Herein, we described the fabrication of porous composites for their potential use in dental surgery. We successfully fabricated modified hydroxyapatite/collagen composites containing tranexamic acid as an antihemorrhagic drug. All formulated composites revealed substantial physicochemical and morphological features. The OmHA composites exhibited significant homogeneity, and the mHA nanocrystals almost completely covered collagenous fibers. Preliminary in vitro cytotoxicity tests classified all samples as not cytotoxic. Our studies showed that TXA was released very quickly from each type of composite, while Mg and Zn ions were characterized by a significantly slower release. It should be noted that the 3D porous composite design still requires improvement.
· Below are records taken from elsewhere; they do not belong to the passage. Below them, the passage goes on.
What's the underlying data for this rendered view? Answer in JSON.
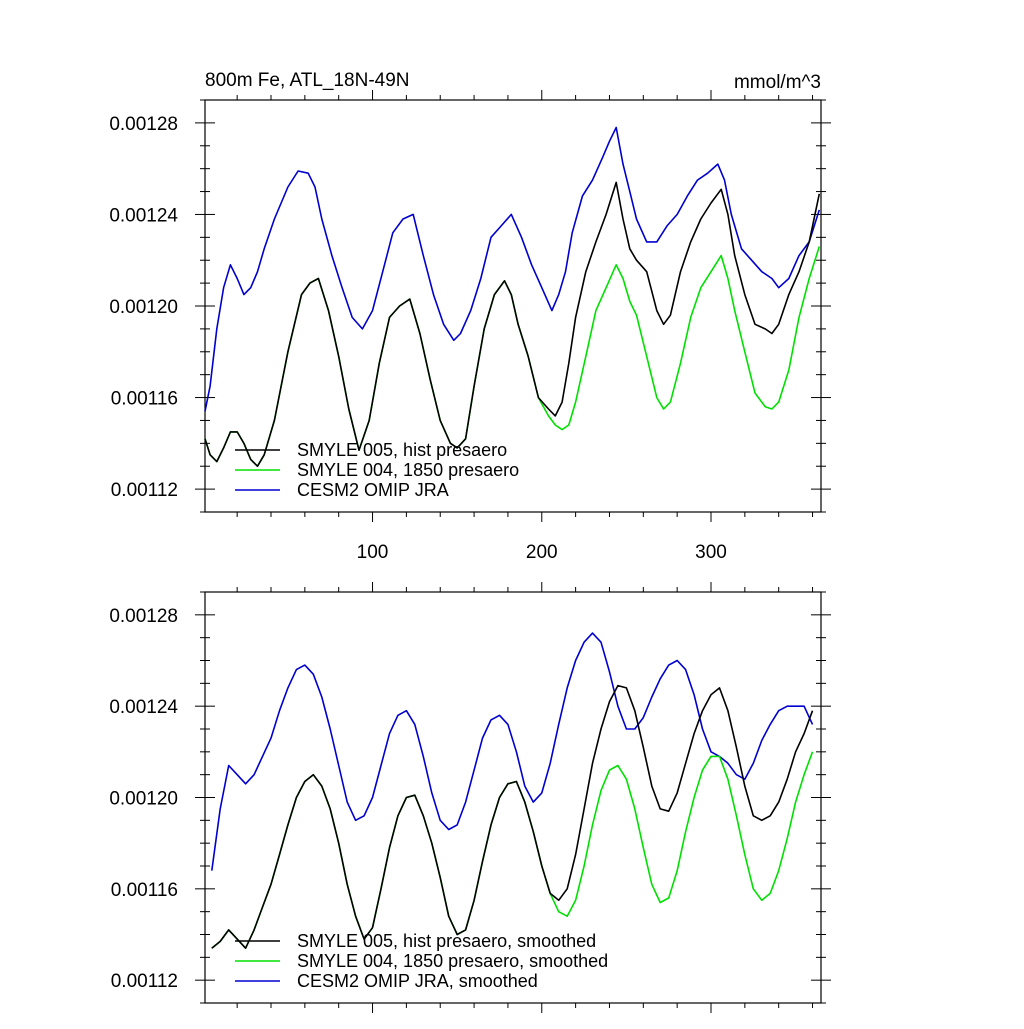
{
  "figure": {
    "title_left": "800m Fe, ATL_18N-49N",
    "title_right": "mmol/m^3"
  },
  "colors": {
    "black": "#000000",
    "green": "#00e000",
    "blue": "#0000d0",
    "axis": "#000000"
  },
  "chart_data": [
    {
      "type": "line",
      "title": "800m Fe, ATL_18N-49N",
      "units": "mmol/m^3",
      "xlim": [
        1,
        365
      ],
      "ylim": [
        0.00111,
        0.00129
      ],
      "x_ticks": [
        100,
        200,
        300
      ],
      "x_tick_labels": [
        "100",
        "200",
        "300"
      ],
      "y_ticks": [
        0.00112,
        0.00116,
        0.0012,
        0.00124,
        0.00128
      ],
      "y_tick_labels": [
        "0.00112",
        "0.00116",
        "0.00120",
        "0.00124",
        "0.00128"
      ],
      "legend_position": "bottom-left",
      "series": [
        {
          "name": "SMYLE 005, hist presaero",
          "color": "#000000",
          "x": [
            1,
            4,
            8,
            12,
            16,
            20,
            24,
            28,
            32,
            36,
            42,
            50,
            58,
            63,
            68,
            74,
            80,
            86,
            92,
            98,
            104,
            110,
            116,
            122,
            128,
            134,
            140,
            146,
            150,
            155,
            160,
            166,
            172,
            178,
            182,
            186,
            192,
            198,
            204,
            208,
            212,
            216,
            220,
            226,
            232,
            238,
            244,
            248,
            252,
            256,
            262,
            268,
            272,
            276,
            282,
            288,
            294,
            300,
            306,
            310,
            314,
            320,
            326,
            332,
            336,
            340,
            346,
            352,
            358,
            364
          ],
          "y": [
            0.001142,
            0.001135,
            0.001132,
            0.001138,
            0.001145,
            0.001145,
            0.00114,
            0.001133,
            0.00113,
            0.001135,
            0.00115,
            0.00118,
            0.001205,
            0.00121,
            0.001212,
            0.001198,
            0.001178,
            0.001155,
            0.001137,
            0.00115,
            0.001175,
            0.001195,
            0.0012,
            0.001203,
            0.001188,
            0.001168,
            0.00115,
            0.00114,
            0.001138,
            0.001142,
            0.001165,
            0.00119,
            0.001205,
            0.001211,
            0.001205,
            0.001192,
            0.001178,
            0.00116,
            0.001155,
            0.001152,
            0.001158,
            0.001175,
            0.001195,
            0.001215,
            0.001228,
            0.00124,
            0.001254,
            0.001238,
            0.001225,
            0.00122,
            0.001215,
            0.001198,
            0.001192,
            0.001196,
            0.001215,
            0.001228,
            0.001238,
            0.001245,
            0.001251,
            0.00124,
            0.001222,
            0.001205,
            0.001192,
            0.00119,
            0.001188,
            0.001192,
            0.001205,
            0.001215,
            0.001228,
            0.001249
          ]
        },
        {
          "name": "SMYLE 004, 1850 presaero",
          "color": "#00e000",
          "x": [
            1,
            4,
            8,
            12,
            16,
            20,
            24,
            28,
            32,
            36,
            42,
            50,
            58,
            63,
            68,
            74,
            80,
            86,
            92,
            98,
            104,
            110,
            116,
            122,
            128,
            134,
            140,
            146,
            150,
            155,
            160,
            166,
            172,
            178,
            182,
            186,
            192,
            198,
            204,
            208,
            212,
            216,
            220,
            226,
            232,
            238,
            244,
            248,
            252,
            256,
            262,
            268,
            272,
            276,
            282,
            288,
            294,
            300,
            306,
            310,
            314,
            320,
            326,
            332,
            336,
            340,
            346,
            352,
            358,
            364
          ],
          "y": [
            0.001142,
            0.001135,
            0.001132,
            0.001138,
            0.001145,
            0.001145,
            0.00114,
            0.001133,
            0.00113,
            0.001135,
            0.00115,
            0.00118,
            0.001205,
            0.00121,
            0.001212,
            0.001198,
            0.001178,
            0.001155,
            0.001137,
            0.00115,
            0.001175,
            0.001195,
            0.0012,
            0.001203,
            0.001188,
            0.001168,
            0.00115,
            0.00114,
            0.001138,
            0.001142,
            0.001165,
            0.00119,
            0.001205,
            0.001211,
            0.001205,
            0.001192,
            0.001178,
            0.00116,
            0.001152,
            0.001148,
            0.001146,
            0.001148,
            0.001158,
            0.001178,
            0.001198,
            0.001208,
            0.001218,
            0.001212,
            0.001202,
            0.001196,
            0.001178,
            0.00116,
            0.001155,
            0.001158,
            0.001175,
            0.001195,
            0.001208,
            0.001215,
            0.001222,
            0.001212,
            0.001198,
            0.00118,
            0.001162,
            0.001156,
            0.001155,
            0.001158,
            0.001172,
            0.001195,
            0.001212,
            0.001226
          ]
        },
        {
          "name": "CESM2 OMIP JRA",
          "color": "#0000d0",
          "x": [
            1,
            4,
            8,
            12,
            16,
            20,
            24,
            28,
            32,
            36,
            42,
            50,
            56,
            62,
            66,
            70,
            76,
            82,
            88,
            94,
            100,
            106,
            112,
            118,
            124,
            130,
            136,
            142,
            148,
            152,
            158,
            164,
            170,
            176,
            182,
            188,
            194,
            200,
            206,
            210,
            214,
            218,
            224,
            230,
            236,
            240,
            244,
            248,
            252,
            256,
            262,
            268,
            274,
            280,
            286,
            292,
            298,
            304,
            308,
            312,
            318,
            324,
            330,
            336,
            340,
            346,
            352,
            358,
            364
          ],
          "y": [
            0.001154,
            0.001165,
            0.00119,
            0.001208,
            0.001218,
            0.001212,
            0.001205,
            0.001208,
            0.001215,
            0.001225,
            0.001238,
            0.001252,
            0.001259,
            0.001258,
            0.001252,
            0.001238,
            0.001222,
            0.001208,
            0.001195,
            0.00119,
            0.001198,
            0.001215,
            0.001232,
            0.001238,
            0.00124,
            0.001222,
            0.001205,
            0.001192,
            0.001185,
            0.001188,
            0.001198,
            0.001212,
            0.00123,
            0.001235,
            0.00124,
            0.00123,
            0.001218,
            0.001208,
            0.001198,
            0.001205,
            0.001215,
            0.001232,
            0.001248,
            0.001255,
            0.001265,
            0.001272,
            0.001278,
            0.001262,
            0.00125,
            0.001238,
            0.001228,
            0.001228,
            0.001235,
            0.00124,
            0.001248,
            0.001255,
            0.001258,
            0.001262,
            0.001255,
            0.00124,
            0.001225,
            0.00122,
            0.001215,
            0.001212,
            0.001208,
            0.001212,
            0.001222,
            0.001228,
            0.001242
          ]
        }
      ]
    },
    {
      "type": "line",
      "xlim": [
        1,
        365
      ],
      "ylim": [
        0.00111,
        0.00129
      ],
      "x_ticks": [
        100,
        200,
        300
      ],
      "y_ticks": [
        0.00112,
        0.00116,
        0.0012,
        0.00124,
        0.00128
      ],
      "y_tick_labels": [
        "0.00112",
        "0.00116",
        "0.00120",
        "0.00124",
        "0.00128"
      ],
      "legend_position": "bottom-left",
      "series": [
        {
          "name": "SMYLE 005, hist presaero, smoothed",
          "color": "#000000",
          "x": [
            5,
            10,
            15,
            20,
            25,
            30,
            35,
            40,
            45,
            50,
            55,
            60,
            65,
            70,
            75,
            80,
            85,
            90,
            95,
            100,
            105,
            110,
            115,
            120,
            125,
            130,
            135,
            140,
            145,
            150,
            155,
            160,
            165,
            170,
            175,
            180,
            185,
            190,
            195,
            200,
            205,
            210,
            215,
            220,
            225,
            230,
            235,
            240,
            245,
            250,
            255,
            260,
            265,
            270,
            275,
            280,
            285,
            290,
            295,
            300,
            305,
            310,
            315,
            320,
            325,
            330,
            335,
            340,
            345,
            350,
            355,
            360
          ],
          "y": [
            0.001134,
            0.001137,
            0.001142,
            0.001138,
            0.001134,
            0.001142,
            0.001152,
            0.001162,
            0.001175,
            0.001188,
            0.0012,
            0.001207,
            0.00121,
            0.001205,
            0.001195,
            0.00118,
            0.001162,
            0.001148,
            0.001138,
            0.001143,
            0.00116,
            0.001178,
            0.001192,
            0.0012,
            0.001201,
            0.001192,
            0.00118,
            0.001165,
            0.001148,
            0.00114,
            0.001142,
            0.001155,
            0.001172,
            0.001188,
            0.0012,
            0.001206,
            0.001207,
            0.001198,
            0.001185,
            0.00117,
            0.001158,
            0.001155,
            0.00116,
            0.001175,
            0.001195,
            0.001215,
            0.00123,
            0.001242,
            0.001249,
            0.001248,
            0.001238,
            0.001222,
            0.001205,
            0.001195,
            0.001194,
            0.001202,
            0.001215,
            0.001228,
            0.001238,
            0.001245,
            0.001248,
            0.001238,
            0.001222,
            0.001205,
            0.001192,
            0.00119,
            0.001192,
            0.001198,
            0.001208,
            0.00122,
            0.001228,
            0.001238
          ]
        },
        {
          "name": "SMYLE 004, 1850 presaero, smoothed",
          "color": "#00e000",
          "x": [
            5,
            10,
            15,
            20,
            25,
            30,
            35,
            40,
            45,
            50,
            55,
            60,
            65,
            70,
            75,
            80,
            85,
            90,
            95,
            100,
            105,
            110,
            115,
            120,
            125,
            130,
            135,
            140,
            145,
            150,
            155,
            160,
            165,
            170,
            175,
            180,
            185,
            190,
            195,
            200,
            205,
            210,
            215,
            220,
            225,
            230,
            235,
            240,
            245,
            250,
            255,
            260,
            265,
            270,
            275,
            280,
            285,
            290,
            295,
            300,
            305,
            310,
            315,
            320,
            325,
            330,
            335,
            340,
            345,
            350,
            355,
            360
          ],
          "y": [
            0.001134,
            0.001137,
            0.001142,
            0.001138,
            0.001134,
            0.001142,
            0.001152,
            0.001162,
            0.001175,
            0.001188,
            0.0012,
            0.001207,
            0.00121,
            0.001205,
            0.001195,
            0.00118,
            0.001162,
            0.001148,
            0.001138,
            0.001143,
            0.00116,
            0.001178,
            0.001192,
            0.0012,
            0.001201,
            0.001192,
            0.00118,
            0.001165,
            0.001148,
            0.00114,
            0.001142,
            0.001155,
            0.001172,
            0.001188,
            0.0012,
            0.001206,
            0.001207,
            0.001198,
            0.001185,
            0.00117,
            0.001158,
            0.00115,
            0.001148,
            0.001155,
            0.00117,
            0.001188,
            0.001203,
            0.001212,
            0.001214,
            0.001208,
            0.001195,
            0.001178,
            0.001162,
            0.001154,
            0.001156,
            0.001168,
            0.001185,
            0.0012,
            0.001212,
            0.001218,
            0.001218,
            0.001208,
            0.001192,
            0.001175,
            0.00116,
            0.001155,
            0.001158,
            0.001168,
            0.001182,
            0.001198,
            0.00121,
            0.00122
          ]
        },
        {
          "name": "CESM2 OMIP JRA, smoothed",
          "color": "#0000d0",
          "x": [
            5,
            10,
            15,
            20,
            25,
            30,
            35,
            40,
            45,
            50,
            55,
            60,
            65,
            70,
            75,
            80,
            85,
            90,
            95,
            100,
            105,
            110,
            115,
            120,
            125,
            130,
            135,
            140,
            145,
            150,
            155,
            160,
            165,
            170,
            175,
            180,
            185,
            190,
            195,
            200,
            205,
            210,
            215,
            220,
            225,
            230,
            235,
            240,
            245,
            250,
            255,
            260,
            265,
            270,
            275,
            280,
            285,
            290,
            295,
            300,
            305,
            310,
            315,
            320,
            325,
            330,
            335,
            340,
            345,
            350,
            355,
            360
          ],
          "y": [
            0.001168,
            0.001195,
            0.001214,
            0.00121,
            0.001206,
            0.00121,
            0.001218,
            0.001226,
            0.001238,
            0.001248,
            0.001256,
            0.001258,
            0.001254,
            0.001244,
            0.00123,
            0.001214,
            0.001198,
            0.00119,
            0.001192,
            0.0012,
            0.001214,
            0.001228,
            0.001236,
            0.001238,
            0.001232,
            0.001218,
            0.001202,
            0.00119,
            0.001186,
            0.001188,
            0.001198,
            0.001212,
            0.001226,
            0.001234,
            0.001236,
            0.001232,
            0.00122,
            0.001205,
            0.001198,
            0.001202,
            0.001215,
            0.001232,
            0.001248,
            0.00126,
            0.001268,
            0.001272,
            0.001268,
            0.001255,
            0.00124,
            0.00123,
            0.00123,
            0.001235,
            0.001244,
            0.001252,
            0.001258,
            0.00126,
            0.001256,
            0.001245,
            0.00123,
            0.00122,
            0.001218,
            0.001215,
            0.00121,
            0.001208,
            0.001215,
            0.001225,
            0.001232,
            0.001238,
            0.00124,
            0.00124,
            0.00124,
            0.001232
          ]
        }
      ]
    }
  ]
}
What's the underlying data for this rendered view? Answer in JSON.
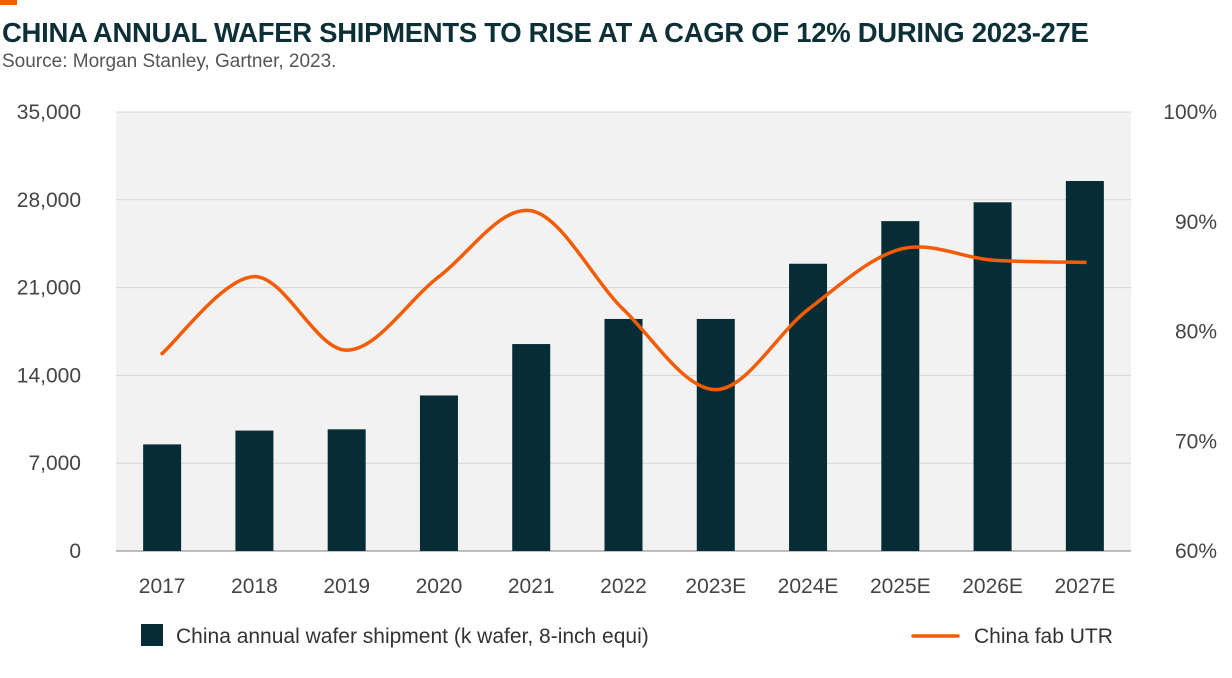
{
  "header": {
    "title": "CHINA ANNUAL WAFER SHIPMENTS TO RISE AT A CAGR OF 12% DURING 2023-27E",
    "source": "Source: Morgan Stanley, Gartner, 2023."
  },
  "colors": {
    "accent": "#f25c05",
    "bar": "#062d36",
    "line": "#f25c05",
    "plot_background": "#f2f2f2",
    "title": "#0d2f36"
  },
  "chart_data": {
    "type": "bar",
    "categories": [
      "2017",
      "2018",
      "2019",
      "2020",
      "2021",
      "2022",
      "2023E",
      "2024E",
      "2025E",
      "2026E",
      "2027E"
    ],
    "series": [
      {
        "name": "China annual wafer shipment (k wafer, 8-inch equi)",
        "type": "bar",
        "axis": "left",
        "values": [
          8500,
          9600,
          9700,
          12400,
          16500,
          18500,
          18500,
          22900,
          26300,
          27800,
          29500
        ]
      },
      {
        "name": "China fab UTR",
        "type": "line",
        "axis": "right",
        "values": [
          78,
          85,
          78.3,
          85,
          91,
          82,
          74.7,
          82,
          87.5,
          86.5,
          86.3
        ]
      }
    ],
    "y_left": {
      "ylim": [
        0,
        35000
      ],
      "ticks": [
        0,
        7000,
        14000,
        21000,
        28000,
        35000
      ],
      "tick_labels": [
        "0",
        "7,000",
        "14,000",
        "21,000",
        "28,000",
        "35,000"
      ]
    },
    "y_right": {
      "ylim": [
        60,
        100
      ],
      "ticks": [
        60,
        70,
        80,
        90,
        100
      ],
      "tick_labels": [
        "60%",
        "70%",
        "80%",
        "90%",
        "100%"
      ]
    },
    "grid": true,
    "legend_position": "bottom",
    "title": "CHINA ANNUAL WAFER SHIPMENTS TO RISE AT A CAGR OF 12% DURING 2023-27E",
    "xlabel": "",
    "ylabel": ""
  }
}
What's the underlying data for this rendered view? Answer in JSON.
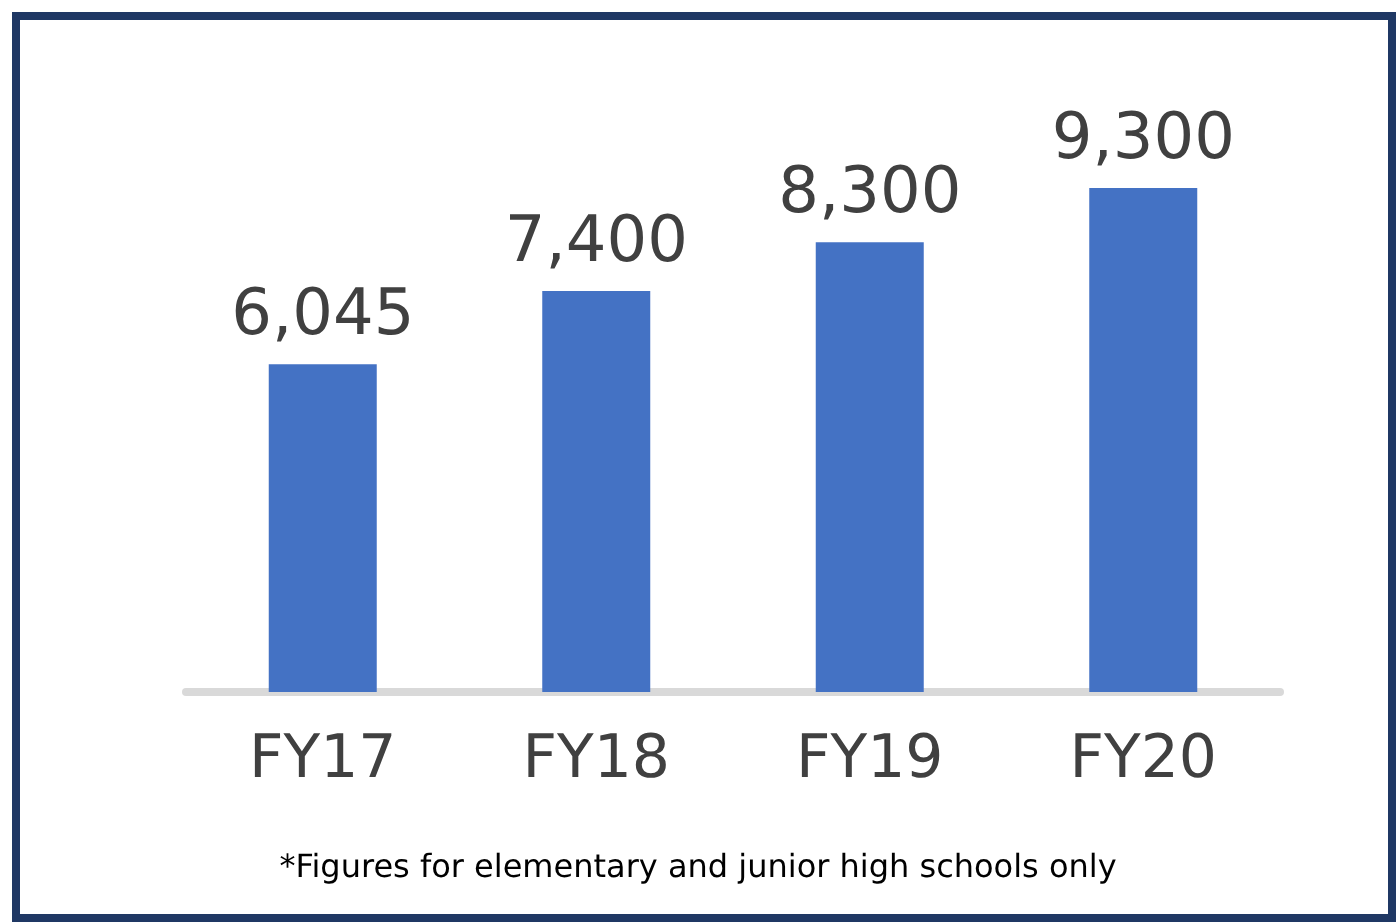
{
  "chart_data": {
    "type": "bar",
    "categories": [
      "FY17",
      "FY18",
      "FY19",
      "FY20"
    ],
    "values": [
      6045,
      7400,
      8300,
      9300
    ],
    "color": "#4472c4",
    "value_labels": [
      "6,045",
      "7,400",
      "8,300",
      "9,300"
    ],
    "annotations": [
      "*Figures for elementary and junior high schools only"
    ]
  }
}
In our opinion, the research presented in this paper is preliminary but promising enough to be continued in an in vivo model.

In vivo studies would provide an opportunity to check whether tranexamic acid released rapidly from the composite matrices would have a beneficial effect, despite the inhibition of fibrinolysis. Of course, it will also be important to study wound healing and bone growth in both a basic animal model and in various conditions that affect wound healing, such as type 2 diabetes.

It would also be very interesting to check the effect of the release of zinc and magnesium ions on the process of new bone formation.

Therefore, mechanical properties tests, the optimization of ion release, and in vivo studies will be the focus of our future research.